Let $P_{\aleph_{0}}(\mathbb{N}) = \{x\in P(\mathbb{N}):|x|=\aleph_{0}\} $
we'll define the following relation on $P_{\aleph_{0}}(\mathbb{N})$ for $A, B \in P_{\aleph_{0}}(\mathbb{N})$:
$A\preccurlyeq B$ if for every $b_1, b_2 \in B \longrightarrow\left(b_1 < b_2 \longrightarrow\vert [b_1, b_2] \cap A\vert\geq2\right)$
Prove: $ \left\langle \preccurlyeq,P_{\aleph_{0}}(\mathbb{N})\right\rangle $ is a Partially ordered set.
my attempt:
reflexivity:
let $x_1, x_2 \in X$ suppose $x_1 < x_2 \longrightarrow \vert[x_1,x_2]\vert \geq 2, \ [x_1, x_2] \cap X = [x_1, x_2]$ - and wer'e done.
I'm confused about antisymmetry and transitivity.
intutiviely, it's clear why $A\preccurlyeq B \land\ B\preccurlyeq A\longrightarrow A=B$ but i'm not sure how to finish the proof. what is the right way to argue if for every $ a_1, a_2 \in A$ such that $a_1 < a_2 \longrightarrow\vert[a_{1},a_{2}]\cap B\vert\geq2$ and for every $ \ b_1, b_2 \in B $ such that $b_1 < b_2 \longrightarrow\vert[b_{1},b_{2}]\cap A\vert\geq2 $ then $A = B$?
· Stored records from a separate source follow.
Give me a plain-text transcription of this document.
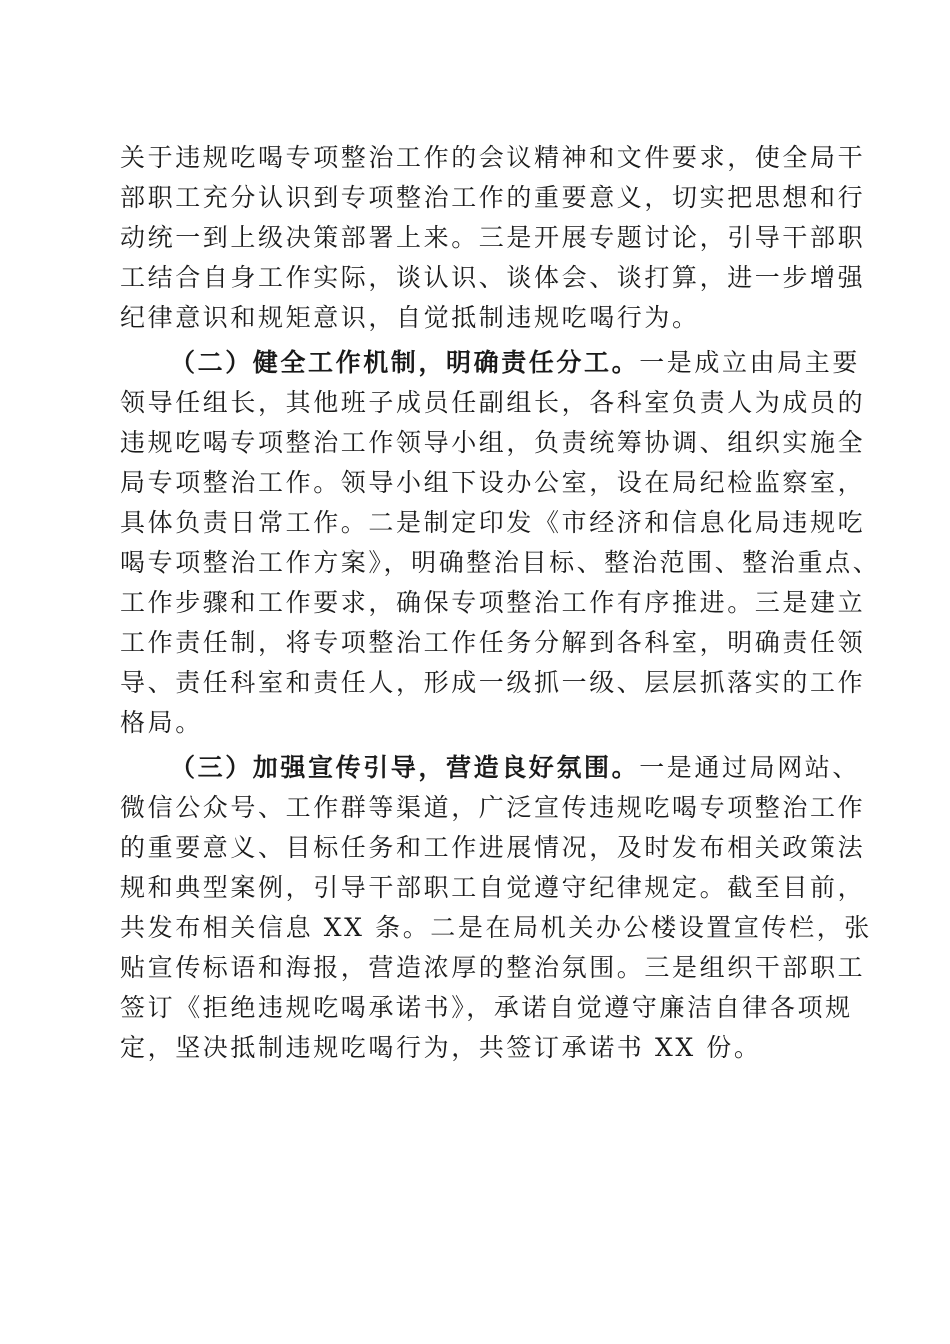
关于违规吃喝专项整治工作的会议精神和文件要求，使全局干
部职工充分认识到专项整治工作的重要意义，切实把思想和行
动统一到上级决策部署上来。三是开展专题讨论，引导干部职
工结合自身工作实际，谈认识、谈体会、谈打算，进一步增强
纪律意识和规矩意识，自觉抵制违规吃喝行为。
（二）健全工作机制，明确责任分工。一是成立由局主要
领导任组长，其他班子成员任副组长，各科室负责人为成员的
违规吃喝专项整治工作领导小组，负责统筹协调、组织实施全
局专项整治工作。领导小组下设办公室，设在局纪检监察室，
具体负责日常工作。二是制定印发《市经济和信息化局违规吃
喝专项整治工作方案》，明确整治目标、整治范围、整治重点、
工作步骤和工作要求，确保专项整治工作有序推进。三是建立
工作责任制，将专项整治工作任务分解到各科室，明确责任领
导、责任科室和责任人，形成一级抓一级、层层抓落实的工作
格局。
（三）加强宣传引导，营造良好氛围。一是通过局网站、
微信公众号、工作群等渠道，广泛宣传违规吃喝专项整治工作
的重要意义、目标任务和工作进展情况，及时发布相关政策法
规和典型案例，引导干部职工自觉遵守纪律规定。截至目前，
共发布相关信息 XX 条。二是在局机关办公楼设置宣传栏，张
贴宣传标语和海报，营造浓厚的整治氛围。三是组织干部职工
签订《拒绝违规吃喝承诺书》，承诺自觉遵守廉洁自律各项规
定，坚决抵制违规吃喝行为，共签订承诺书 XX 份。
same problem for transitivity.
I don't know what technich to use in order to prove the claim.
For antisymmetry, assume $A\leq B$ and $B\leq A$, and toward a contradiction assume that e.g. $A\nsubseteq B$ and let $a\in A\smallsetminus B$. Let $a'$ be the minimum of $\{x\in A\mid a<x\}$. By $B\leq A$ you can find $b,b'$ such that $a<b<b'\leq a'$ ($a<b$ holds since $a\notin B$). But now, by the choice of $a'$, $[b,b']\cap A$ contains at most one element (it is $a'=b'$ if they are equal) contradicting $A\leq B$.
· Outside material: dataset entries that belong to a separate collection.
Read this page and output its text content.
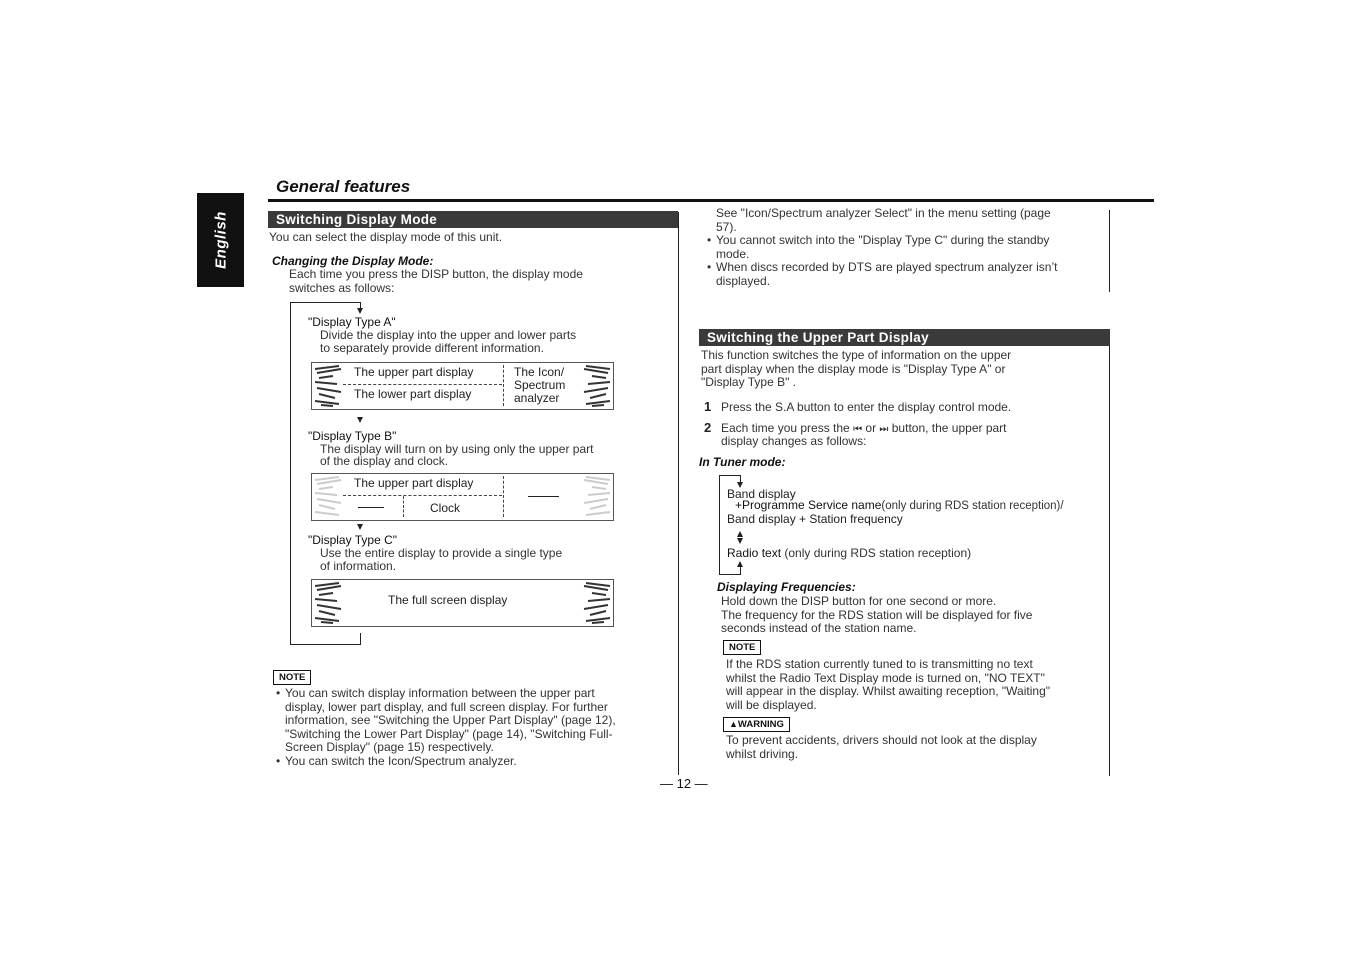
English
General features
Switching Display Mode
You can select the display mode of this unit.
Changing the Display Mode:
Each time you press the DISP button, the display mode
switches as follows:
"Display Type A"
Divide the display into the upper and lower parts
to separately provide different information.
The upper part display
The lower part display
The Icon/
Spectrum
analyzer
"Display Type B"
The display will turn on by using only the upper part
of the display and clock.
The upper part display
Clock
"Display Type C"
Use the entire display to provide a single type
of information.
The full screen display
NOTE
• You can switch display information between the upper part
display, lower part display, and full screen display. For further
information, see "Switching the Upper Part Display" (page 12),
"Switching the Lower Part Display" (page 14), "Switching Full-
Screen Display" (page 15) respectively.
• You can switch the Icon/Spectrum analyzer.
See "Icon/Spectrum analyzer Select" in the menu setting (page
57).
• You cannot switch into the "Display Type C" during the standby
mode.
• When discs recorded by DTS are played spectrum analyzer isn’t
displayed.
Switching the Upper Part Display
This function switches the type of information on the upper
part display when the display mode is "Display Type A" or
"Display Type B" .
1 Press the S.A button to enter the display control mode.
2 Each time you press the ⏮ or ⏭ button, the upper part
display changes as follows:
In Tuner mode:
Band display
+Programme Service name(only during RDS station reception)/
Band display + Station frequency
Radio text (only during RDS station reception)
Displaying Frequencies:
Hold down the DISP button for one second or more.
The frequency for the RDS station will be displayed for five
seconds instead of the station name.
NOTE
If the RDS station currently tuned to is transmitting no text
whilst the Radio Text Display mode is turned on, "NO TEXT"
will appear in the display. Whilst awaiting reception, "Waiting"
will be displayed.
▲WARNING
To prevent accidents, drivers should not look at the display
whilst driving.
— 12 —
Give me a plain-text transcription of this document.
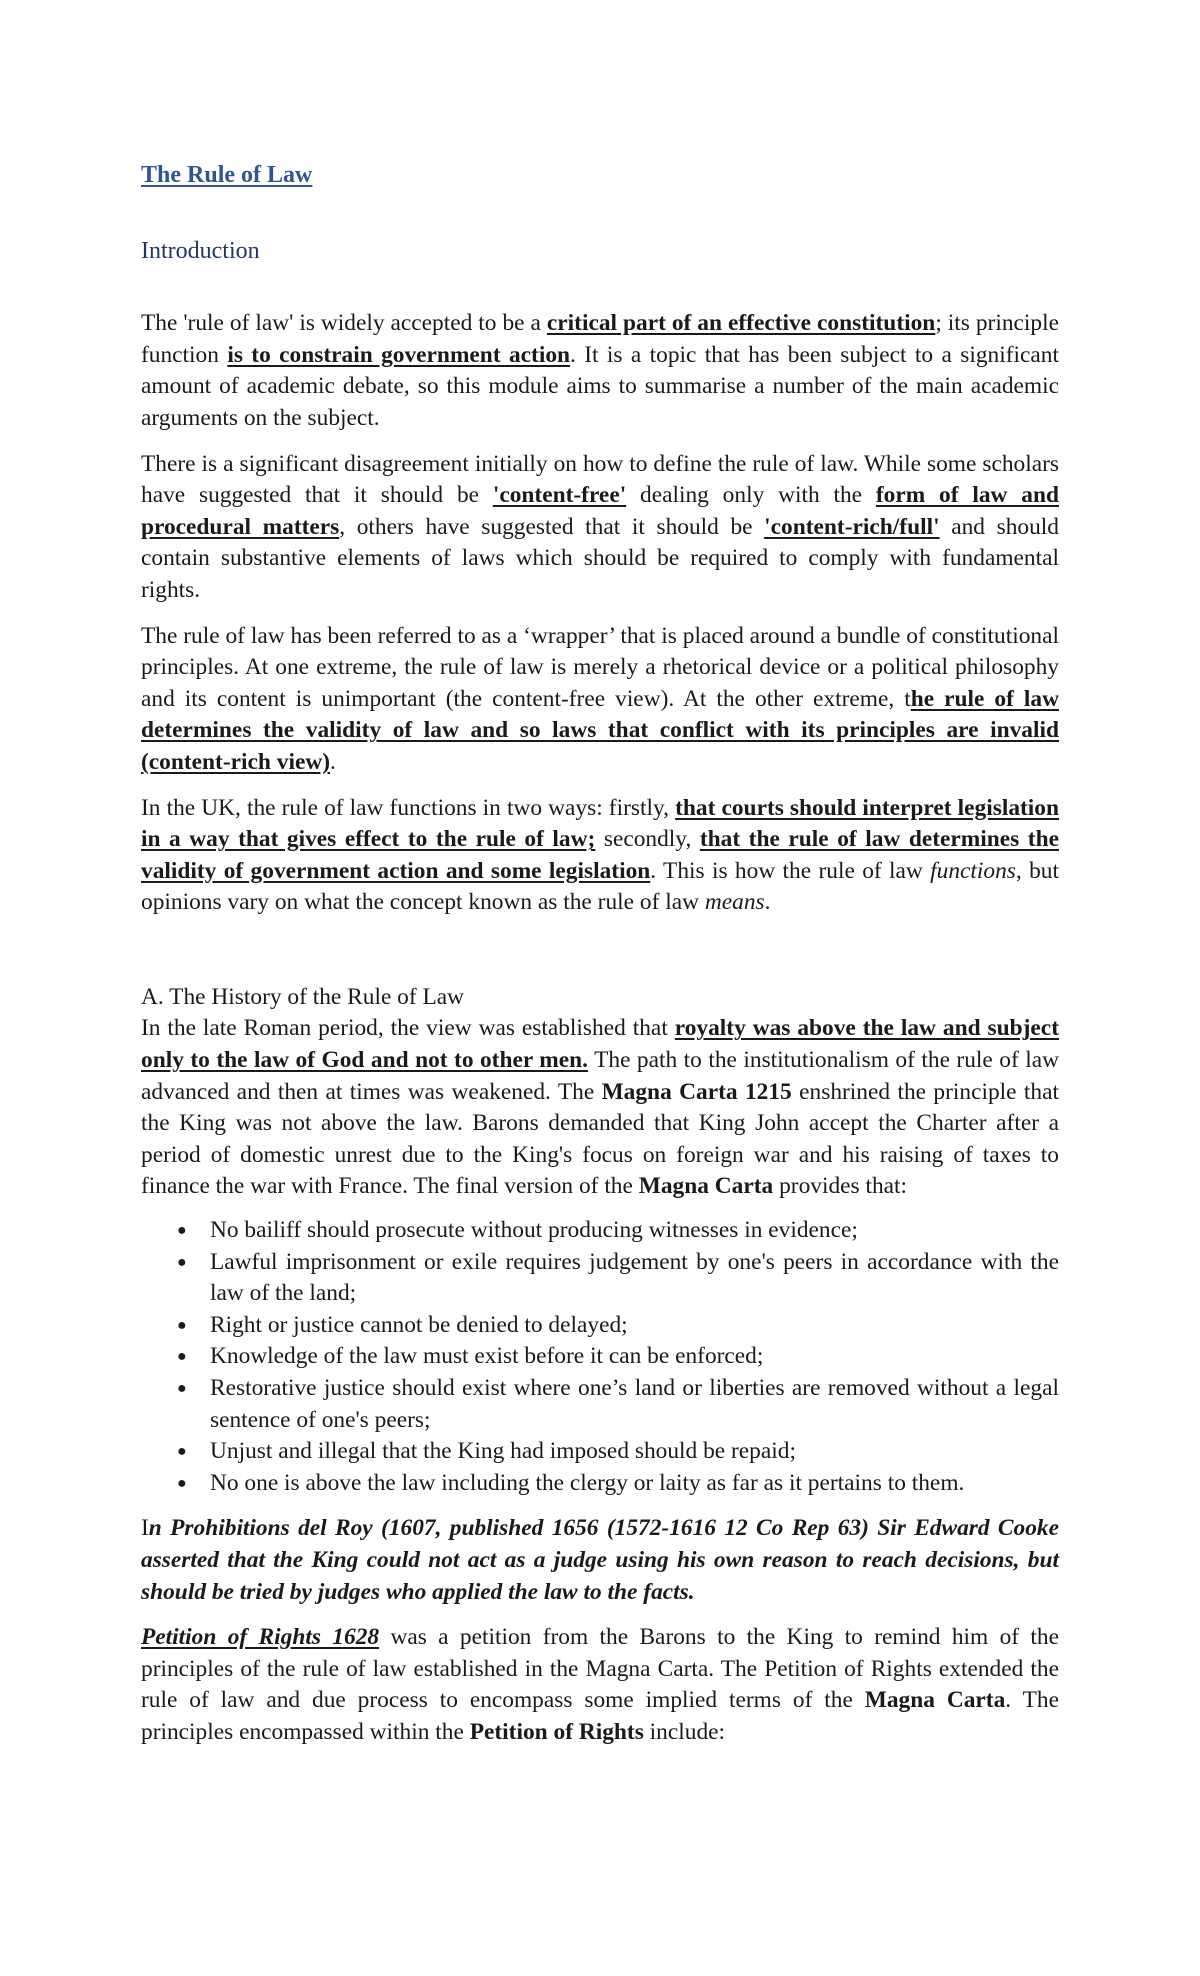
The Rule of Law
Introduction

The 'rule of law' is widely accepted to be a critical part of an effective constitution; its principle function is to constrain government action. It is a topic that has been subject to a significant amount of academic debate, so this module aims to summarise a number of the main academic arguments on the subject.

There is a significant disagreement initially on how to define the rule of law. While some scholars have suggested that it should be 'content-free' dealing only with the form of law and procedural matters, others have suggested that it should be 'content-rich/full' and should contain substantive elements of laws which should be required to comply with fundamental rights.

The rule of law has been referred to as a ‘wrapper’ that is placed around a bundle of constitutional principles. At one extreme, the rule of law is merely a rhetorical device or a political philosophy and its content is unimportant (the content-free view). At the other extreme, the rule of law determines the validity of law and so laws that conflict with its principles are invalid (content-rich view).

In the UK, the rule of law functions in two ways: firstly, that courts should interpret legislation in a way that gives effect to the rule of law; secondly, that the rule of law determines the validity of government action and some legislation. This is how the rule of law functions, but opinions vary on what the concept known as the rule of law means.

A. The History of the Rule of Law

In the late Roman period, the view was established that royalty was above the law and subject only to the law of God and not to other men. The path to the institutionalism of the rule of law advanced and then at times was weakened. The Magna Carta 1215 enshrined the principle that the King was not above the law. Barons demanded that King John accept the Charter after a period of domestic unrest due to the King's focus on foreign war and his raising of taxes to finance the war with France. The final version of the Magna Carta provides that:

● No bailiff should prosecute without producing witnesses in evidence;
● Lawful imprisonment or exile requires judgement by one's peers in accordance with the law of the land;
● Right or justice cannot be denied to delayed;
● Knowledge of the law must exist before it can be enforced;
● Restorative justice should exist where one’s land or liberties are removed without a legal sentence of one's peers;
● Unjust and illegal that the King had imposed should be repaid;
● No one is above the law including the clergy or laity as far as it pertains to them.

In Prohibitions del Roy (1607, published 1656 (1572-1616 12 Co Rep 63) Sir Edward Cooke asserted that the King could not act as a judge using his own reason to reach decisions, but should be tried by judges who applied the law to the facts.

Petition of Rights 1628 was a petition from the Barons to the King to remind him of the principles of the rule of law established in the Magna Carta. The Petition of Rights extended the rule of law and due process to encompass some implied terms of the Magna Carta. The principles encompassed within the Petition of Rights include:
Transitivity is straight-forward. If $A\leq B\leq C$, choose $c<c'$ in $C$. By $B\leq C$ you can find $b,b'\in B$ with $c\leq b<b'\leq c'$, and then by $A\leq B$ you can find $a,a'\in A$ with $b\leq a<a'\leq b'$. This is it, $[c,c']\cap A$ contains at least $a$ and $a'$.